07/10/04 00:07:49 am8qRgJZ
>>89
アメリカの狡猾さといえば、戦後の宣撫工作というんでしょうか? これは凄いと思う。徹底していた。
ジョン・ダワー著「敗北を抱きしめて」 副題が「第二次大戦後の日本人」 ピュリッツァー賞受賞し、ベストセラーとなった本。

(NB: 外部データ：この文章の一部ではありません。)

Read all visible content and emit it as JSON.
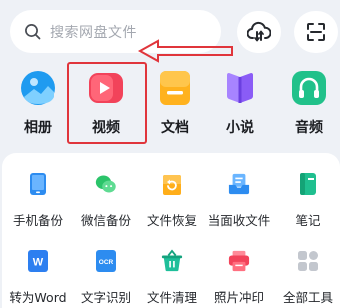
{
  "search": {
    "placeholder": "搜索网盘文件"
  },
  "header_buttons": [
    {
      "name": "cloud-transfer-icon"
    },
    {
      "name": "scan-icon"
    }
  ],
  "categories": [
    {
      "label": "相册",
      "icon": "album-icon",
      "color": "#1f9bf0"
    },
    {
      "label": "视频",
      "icon": "video-icon",
      "color": "#f2435a"
    },
    {
      "label": "文档",
      "icon": "document-icon",
      "color": "#ffb21e"
    },
    {
      "label": "小说",
      "icon": "book-icon",
      "color": "#8a5cf6"
    },
    {
      "label": "音频",
      "icon": "headphones-icon",
      "color": "#21c18a"
    }
  ],
  "annotation": {
    "highlighted": "视频",
    "arrow_color": "#e0353b"
  },
  "tools": [
    {
      "label": "手机备份",
      "icon": "phone-backup-icon",
      "color": "#2d8cf0"
    },
    {
      "label": "微信备份",
      "icon": "wechat-backup-icon",
      "color": "#2bc46a"
    },
    {
      "label": "文件恢复",
      "icon": "file-restore-icon",
      "color": "#ffae1a"
    },
    {
      "label": "当面收文件",
      "icon": "receive-file-icon",
      "color": "#2d8cf0"
    },
    {
      "label": "笔记",
      "icon": "note-icon",
      "color": "#1fbf8f"
    },
    {
      "label": "转为Word",
      "icon": "word-convert-icon",
      "color": "#2d7ff0"
    },
    {
      "label": "文字识别",
      "icon": "ocr-icon",
      "color": "#2d8cf0"
    },
    {
      "label": "文件清理",
      "icon": "file-clean-icon",
      "color": "#1fbf9a"
    },
    {
      "label": "照片冲印",
      "icon": "photo-print-icon",
      "color": "#f2435a"
    },
    {
      "label": "全部工具",
      "icon": "all-tools-icon",
      "color": "#c3c7ce"
    }
  ],
  "tool_badges": {
    "ocr": "OCR",
    "word": "W"
  }
}
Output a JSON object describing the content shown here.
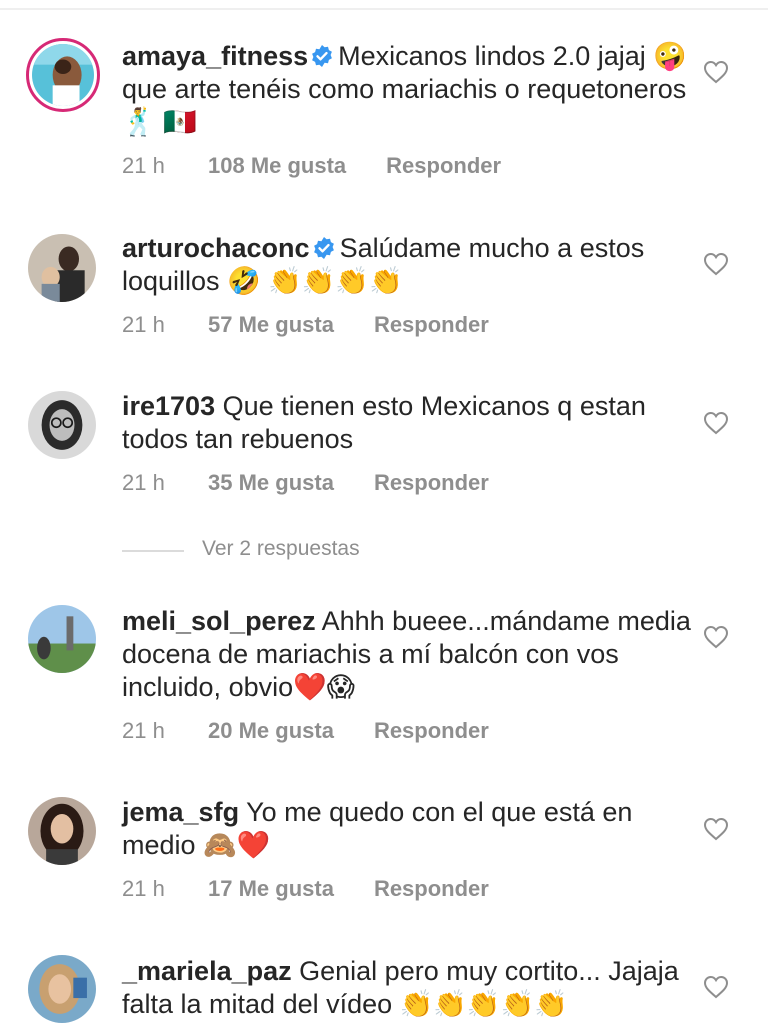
{
  "comments": [
    {
      "username": "amaya_fitness",
      "verified": true,
      "text": "Mexicanos lindos 2.0 jajaj 🤪 que arte tenéis como mariachis o requetoneros 🕺 🇲🇽",
      "time": "21 h",
      "likes": "108 Me gusta",
      "reply": "Responder",
      "avatar_icon": "avatar-beach-photo",
      "story_ring": true
    },
    {
      "username": "arturochaconc",
      "verified": true,
      "text": "Salúdame mucho a estos loquillos 🤣 👏👏👏👏",
      "time": "21 h",
      "likes": "57 Me gusta",
      "reply": "Responder",
      "avatar_icon": "avatar-man-with-child"
    },
    {
      "username": "ire1703",
      "verified": false,
      "text": "Que tienen esto Mexicanos q estan todos tan rebuenos",
      "time": "21 h",
      "likes": "35 Me gusta",
      "reply": "Responder",
      "avatar_icon": "avatar-woman-glasses-bw",
      "view_replies": "Ver 2 respuestas"
    },
    {
      "username": "meli_sol_perez",
      "verified": false,
      "text": "Ahhh bueee...mándame media docena de mariachis a mí balcón con vos incluido, obvio❤️😱",
      "time": "21 h",
      "likes": "20 Me gusta",
      "reply": "Responder",
      "avatar_icon": "avatar-park-outdoor"
    },
    {
      "username": "jema_sfg",
      "verified": false,
      "text": "Yo me quedo con el que está en medio 🙈❤️",
      "time": "21 h",
      "likes": "17 Me gusta",
      "reply": "Responder",
      "avatar_icon": "avatar-woman-dark-hair"
    },
    {
      "username": "_mariela_paz",
      "verified": false,
      "text": "Genial pero muy cortito... Jajaja falta la mitad del vídeo 👏👏👏👏👏",
      "avatar_icon": "avatar-woman-blonde"
    }
  ],
  "colors": {
    "verified": "#3897f0",
    "muted": "#8e8e8e",
    "text": "#262626",
    "story_ring": "#d62976"
  },
  "icons": {
    "like": "heart-outline-icon",
    "verified": "verified-badge-icon"
  }
}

この本の中にどんな検閲をしたかについて大変くわしく載っていました。
出版、放送、映画などありとあらゆる面で検閲があった。削除あるいは掲載発行禁止の対象になるものは。
「・SCAP(連合国軍最高司令官総司令部)批判
・憲法批判
・米国に対する批判 ・ロシア、イギリス、朝鮮人、中国に対する批判。その他の連合国に対する批判
・日本降伏後のロシア人及び中国人による日本人戦争捕虜および民間人の取扱いに対する批判
・戦争擁護のプロバガンダ(戦争、および戦争における日本の行動を、直接あるいは間接に擁護する
いかなるプロパガンダも)
・軍国主義、国家主義のプロパガンダ
・封建的価値の賛美
・親交(とくに連合軍兵士と日本女性との親密な交際を指す)
・占領軍に対する批判」
全部ではありませんが、こんな感じで自分がびっくりしたのは、強姦など米兵による犯罪や、
占領軍のかかわる売春、混血児といった問題もダメ、ってことと、
もう一つ、たぶんサハリンや満州での悲惨な出来事だと思うのですが、
これについての批判も検閲されていたんですね。
原爆についてははっきり禁止はされていませんでしたが、タブーであると口から口へ伝わり、
「結果、直接の検閲と広範な自主規制とが結びついて、この関連の著作はほとんど完全に姿を消した」
そして原爆の破壊による視覚的記録は、徹底的に隠微されたそうで。
とにかく詩や漫画にいたるまで非常に神経質に上記各項目を削除や禁止をしています。
「ほんのかすかでも戦争を思わせる表現に対する検閲官達の過敏さは異常なまで」だったと。
講和後は、占領は終了し、こういった検閲もなくなったはずなんですが……。